La plupart des données génétiques sur la sclérodermie proviennent de populations européennes. Cette étude s’est concentrée sur des patients chinois. Certains chevauchements sont apparus (comme STAT4), mais d’autres gènes différaient. Par exemple, KRT1 (un gène de protéine cutanée) et FAM167A-BLK (lié aux cellules immunitaires) étaient des risques uniquement pour la SSc chez les Chinois.

Pourquoi ? Les gènes interagissent avec l’environnement. Les facteurs alimentaires, les infections ou la pollution pourraient modifier les effets génétiques.
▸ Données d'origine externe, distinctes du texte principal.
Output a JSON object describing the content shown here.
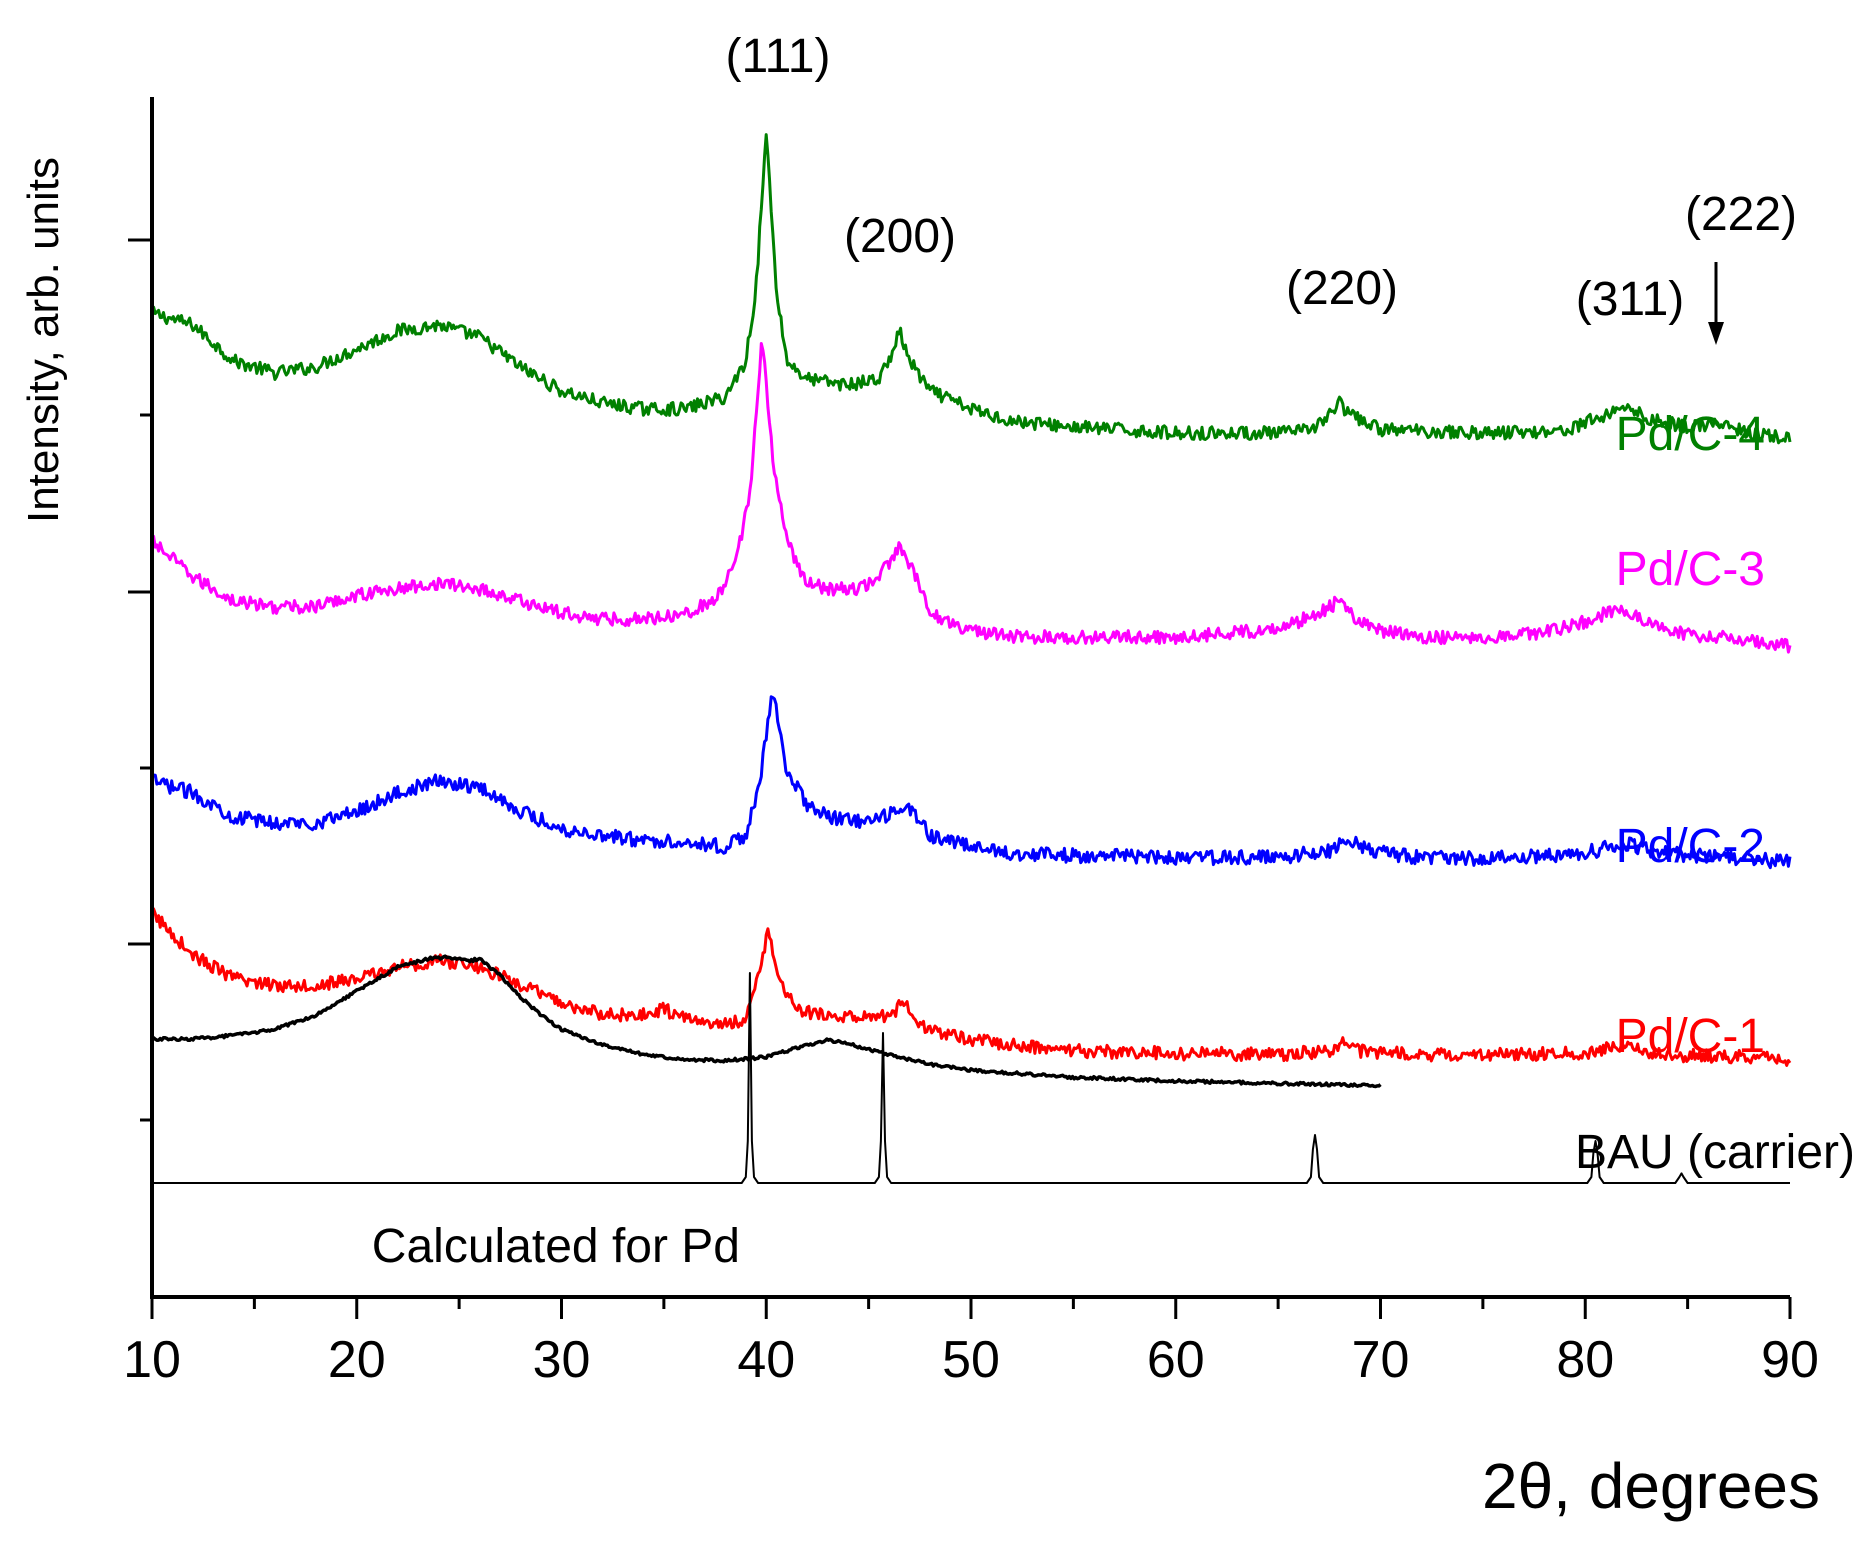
{
  "chart_data": {
    "type": "line",
    "title": "",
    "xlabel": "2θ, degrees",
    "ylabel": "Intensity, arb. units",
    "xlim": [
      10,
      90
    ],
    "ylim": [
      0,
      100
    ],
    "x_ticks": [
      10,
      20,
      30,
      40,
      50,
      60,
      70,
      80,
      90
    ],
    "x_tick_labels": [
      "10",
      "20",
      "30",
      "40",
      "50",
      "60",
      "70",
      "80",
      "90"
    ],
    "y_tick_labels_shown": false,
    "grid": false,
    "series": [
      {
        "name": "Pd/C-4",
        "color": "#008000",
        "points": [
          [
            10,
            82
          ],
          [
            12,
            81
          ],
          [
            14,
            78
          ],
          [
            16,
            77
          ],
          [
            18,
            77.5
          ],
          [
            20,
            79
          ],
          [
            22,
            80.5
          ],
          [
            24,
            81
          ],
          [
            26,
            80
          ],
          [
            28,
            77.5
          ],
          [
            30,
            75.5
          ],
          [
            32,
            74.5
          ],
          [
            34,
            74
          ],
          [
            36,
            74
          ],
          [
            38,
            75
          ],
          [
            39,
            78
          ],
          [
            39.5,
            84
          ],
          [
            40,
            97
          ],
          [
            40.5,
            84
          ],
          [
            41,
            78
          ],
          [
            42,
            76.5
          ],
          [
            44,
            76
          ],
          [
            45.5,
            76.5
          ],
          [
            46,
            78
          ],
          [
            46.5,
            80.5
          ],
          [
            47,
            78
          ],
          [
            48,
            75.5
          ],
          [
            50,
            74
          ],
          [
            52,
            73
          ],
          [
            55,
            72.5
          ],
          [
            60,
            72
          ],
          [
            65,
            72
          ],
          [
            66.5,
            72.2
          ],
          [
            67.5,
            73.5
          ],
          [
            68,
            74.5
          ],
          [
            68.5,
            73.5
          ],
          [
            70,
            72.3
          ],
          [
            75,
            72
          ],
          [
            79,
            72.2
          ],
          [
            81,
            73.5
          ],
          [
            82,
            74.3
          ],
          [
            83,
            73.2
          ],
          [
            85,
            72.5
          ],
          [
            86.3,
            72.8
          ],
          [
            88,
            72
          ],
          [
            90,
            71.5
          ]
        ]
      },
      {
        "name": "Pd/C-3",
        "color": "#ff00ff",
        "points": [
          [
            10,
            63
          ],
          [
            12,
            60
          ],
          [
            14,
            58
          ],
          [
            16,
            57.5
          ],
          [
            18,
            57.5
          ],
          [
            20,
            58.5
          ],
          [
            22,
            59
          ],
          [
            24,
            59.5
          ],
          [
            26,
            59
          ],
          [
            28,
            58
          ],
          [
            30,
            57
          ],
          [
            32,
            56.5
          ],
          [
            34,
            56.5
          ],
          [
            36,
            57
          ],
          [
            37.5,
            58
          ],
          [
            38.5,
            61
          ],
          [
            39.2,
            67
          ],
          [
            39.8,
            80
          ],
          [
            40.3,
            70
          ],
          [
            41,
            63
          ],
          [
            42,
            59.5
          ],
          [
            43,
            59
          ],
          [
            44.5,
            59
          ],
          [
            45.5,
            60
          ],
          [
            46.5,
            62.5
          ],
          [
            47.3,
            60
          ],
          [
            48,
            57
          ],
          [
            50,
            55.5
          ],
          [
            52,
            55
          ],
          [
            55,
            55
          ],
          [
            60,
            55
          ],
          [
            64,
            55.5
          ],
          [
            66,
            56.3
          ],
          [
            67.5,
            57.5
          ],
          [
            68,
            58
          ],
          [
            68.8,
            56.5
          ],
          [
            70,
            55.5
          ],
          [
            72,
            55
          ],
          [
            75,
            55
          ],
          [
            78,
            55.4
          ],
          [
            80,
            56.3
          ],
          [
            81.5,
            57.3
          ],
          [
            82.5,
            56.8
          ],
          [
            84,
            55.5
          ],
          [
            86,
            55
          ],
          [
            88,
            54.8
          ],
          [
            90,
            54.2
          ]
        ]
      },
      {
        "name": "Pd/C-2",
        "color": "#0000ff",
        "points": [
          [
            10,
            43
          ],
          [
            12,
            42
          ],
          [
            14,
            40
          ],
          [
            16,
            39.5
          ],
          [
            18,
            39.5
          ],
          [
            20,
            40.5
          ],
          [
            22,
            42
          ],
          [
            24,
            43
          ],
          [
            26,
            42.5
          ],
          [
            28,
            40.5
          ],
          [
            30,
            39
          ],
          [
            32,
            38.5
          ],
          [
            34,
            38
          ],
          [
            36,
            38
          ],
          [
            38,
            37.5
          ],
          [
            39,
            38.5
          ],
          [
            39.7,
            43
          ],
          [
            40.3,
            50.5
          ],
          [
            41,
            44
          ],
          [
            42,
            41
          ],
          [
            43,
            40
          ],
          [
            45,
            39.5
          ],
          [
            46.5,
            40.5
          ],
          [
            47,
            40.8
          ],
          [
            48,
            38.5
          ],
          [
            50,
            37.5
          ],
          [
            52,
            37
          ],
          [
            55,
            36.8
          ],
          [
            60,
            36.6
          ],
          [
            65,
            36.6
          ],
          [
            67.5,
            37.2
          ],
          [
            68.5,
            38.1
          ],
          [
            69.5,
            37.2
          ],
          [
            72,
            36.6
          ],
          [
            75,
            36.5
          ],
          [
            80,
            37
          ],
          [
            82,
            37.8
          ],
          [
            83,
            37.3
          ],
          [
            85,
            36.8
          ],
          [
            88,
            36.5
          ],
          [
            90,
            36.2
          ]
        ]
      },
      {
        "name": "Pd/C-1",
        "color": "#ff0000",
        "points": [
          [
            10,
            32
          ],
          [
            12,
            28.5
          ],
          [
            14,
            26.5
          ],
          [
            16,
            26
          ],
          [
            18,
            26
          ],
          [
            20,
            26.5
          ],
          [
            22,
            27.5
          ],
          [
            24,
            28
          ],
          [
            26,
            27.5
          ],
          [
            28,
            26
          ],
          [
            30,
            24.5
          ],
          [
            32,
            23.5
          ],
          [
            34,
            23.5
          ],
          [
            35,
            24
          ],
          [
            36,
            23.2
          ],
          [
            38,
            22.7
          ],
          [
            39,
            23.2
          ],
          [
            39.7,
            27
          ],
          [
            40.1,
            31
          ],
          [
            40.6,
            26.5
          ],
          [
            41.5,
            23.8
          ],
          [
            43,
            23.5
          ],
          [
            45,
            23.2
          ],
          [
            46.2,
            23.6
          ],
          [
            46.7,
            24.8
          ],
          [
            47.2,
            23.2
          ],
          [
            48,
            22.2
          ],
          [
            50,
            21.5
          ],
          [
            52,
            21
          ],
          [
            55,
            20.5
          ],
          [
            60,
            20.3
          ],
          [
            65,
            20.2
          ],
          [
            67.5,
            20.5
          ],
          [
            68.2,
            21.4
          ],
          [
            69,
            20.5
          ],
          [
            72,
            20.2
          ],
          [
            75,
            20.2
          ],
          [
            80,
            20.3
          ],
          [
            82,
            21
          ],
          [
            83,
            20.4
          ],
          [
            85,
            20.1
          ],
          [
            88,
            20
          ],
          [
            90,
            19.8
          ]
        ]
      },
      {
        "name": "BAU (carrier)",
        "color": "#000000",
        "points": [
          [
            10,
            21.5
          ],
          [
            12,
            21.5
          ],
          [
            14,
            21.8
          ],
          [
            16,
            22.3
          ],
          [
            18,
            23.5
          ],
          [
            20,
            25.5
          ],
          [
            22,
            27.5
          ],
          [
            23.5,
            28.2
          ],
          [
            24.5,
            28.3
          ],
          [
            25.5,
            28
          ],
          [
            26,
            28.2
          ],
          [
            27,
            26.8
          ],
          [
            28,
            25
          ],
          [
            29,
            23.5
          ],
          [
            30,
            22.3
          ],
          [
            32,
            21
          ],
          [
            34,
            20.2
          ],
          [
            36,
            19.8
          ],
          [
            38,
            19.7
          ],
          [
            40,
            20
          ],
          [
            42,
            21
          ],
          [
            43,
            21.4
          ],
          [
            44,
            21.1
          ],
          [
            46,
            20.2
          ],
          [
            48,
            19.4
          ],
          [
            50,
            18.9
          ],
          [
            55,
            18.3
          ],
          [
            60,
            18
          ],
          [
            65,
            17.8
          ],
          [
            70,
            17.6
          ]
        ]
      },
      {
        "name": "Calculated for Pd",
        "color": "#000000",
        "points": [
          [
            10,
            9.5
          ],
          [
            38.8,
            9.5
          ],
          [
            39.0,
            10
          ],
          [
            39.1,
            13
          ],
          [
            39.2,
            27
          ],
          [
            39.3,
            13
          ],
          [
            39.4,
            10
          ],
          [
            39.6,
            9.5
          ],
          [
            45.3,
            9.5
          ],
          [
            45.5,
            10
          ],
          [
            45.6,
            13
          ],
          [
            45.7,
            22
          ],
          [
            45.8,
            13
          ],
          [
            45.9,
            10
          ],
          [
            46.1,
            9.5
          ],
          [
            66.4,
            9.5
          ],
          [
            66.6,
            10
          ],
          [
            66.7,
            12.3
          ],
          [
            66.8,
            13.5
          ],
          [
            66.9,
            12.3
          ],
          [
            67.0,
            10
          ],
          [
            67.2,
            9.5
          ],
          [
            80.1,
            9.5
          ],
          [
            80.3,
            10
          ],
          [
            80.4,
            12
          ],
          [
            80.5,
            13
          ],
          [
            80.6,
            12
          ],
          [
            80.7,
            10
          ],
          [
            80.9,
            9.5
          ],
          [
            84.4,
            9.5
          ],
          [
            84.6,
            10
          ],
          [
            84.7,
            10.3
          ],
          [
            84.8,
            10
          ],
          [
            85.0,
            9.5
          ],
          [
            90,
            9.5
          ]
        ]
      }
    ],
    "annotations": [
      {
        "text": "(111)",
        "x": 40
      },
      {
        "text": "(200)",
        "x": 46.5
      },
      {
        "text": "(220)",
        "x": 68
      },
      {
        "text": "(311)",
        "x": 81.8
      },
      {
        "text": "(222)",
        "x": 86.3,
        "arrow": true
      }
    ]
  }
}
Des études mondiales plus vastes sont nécessaires pour cartographier ces schémas.


Et maintenant ?

Cette recherche ouvre des portes mais laisse des questions :

  • Ces changements génétiques causent-ils la maladie—ou sont-ils des spectateurs ? Les travaux futurs devront tester si la modification de ces gènes affecte le collagène ou l’inflammation.
  • Les tests génétiques peuvent-ils prédire qui va s’aggraver ? Suivre les porteurs de gènes pourrait révéler des signes précoces de dommages organiques.
  • Existe-t-il des traitements communs ? Des médicaments ciblant STAT4 ou CTLA-4 existent déjà pour d’autres maladies. Pourraient-ils aider la sclérodermie ?

Un espoir à l’horizon

La sclérodermie n’a pas de remède. Les traitements se concentrent sur le soulagement des symptômes—comme des médicaments pour la tension artérielle en cas de dommages pulmonaires ou des crèmes pour adoucir la peau. Mais comprendre la génétique pourrait mener à de meilleures options. Si STAT4 est un ennemi commun, le silencer pourrait aider à la fois la LSc et la SSc.

Pour l’instant, l’étude offre quelque chose de vital : de la clarté. En montrant comment deux maladies se chevauchent génétiquement, elle rassure les patients en leur disant qu’ils ne sont pas seuls. Elle rappelle également aux scientifiques de regarder au-delà des symptômes—vers les plans ADN sous-jacents.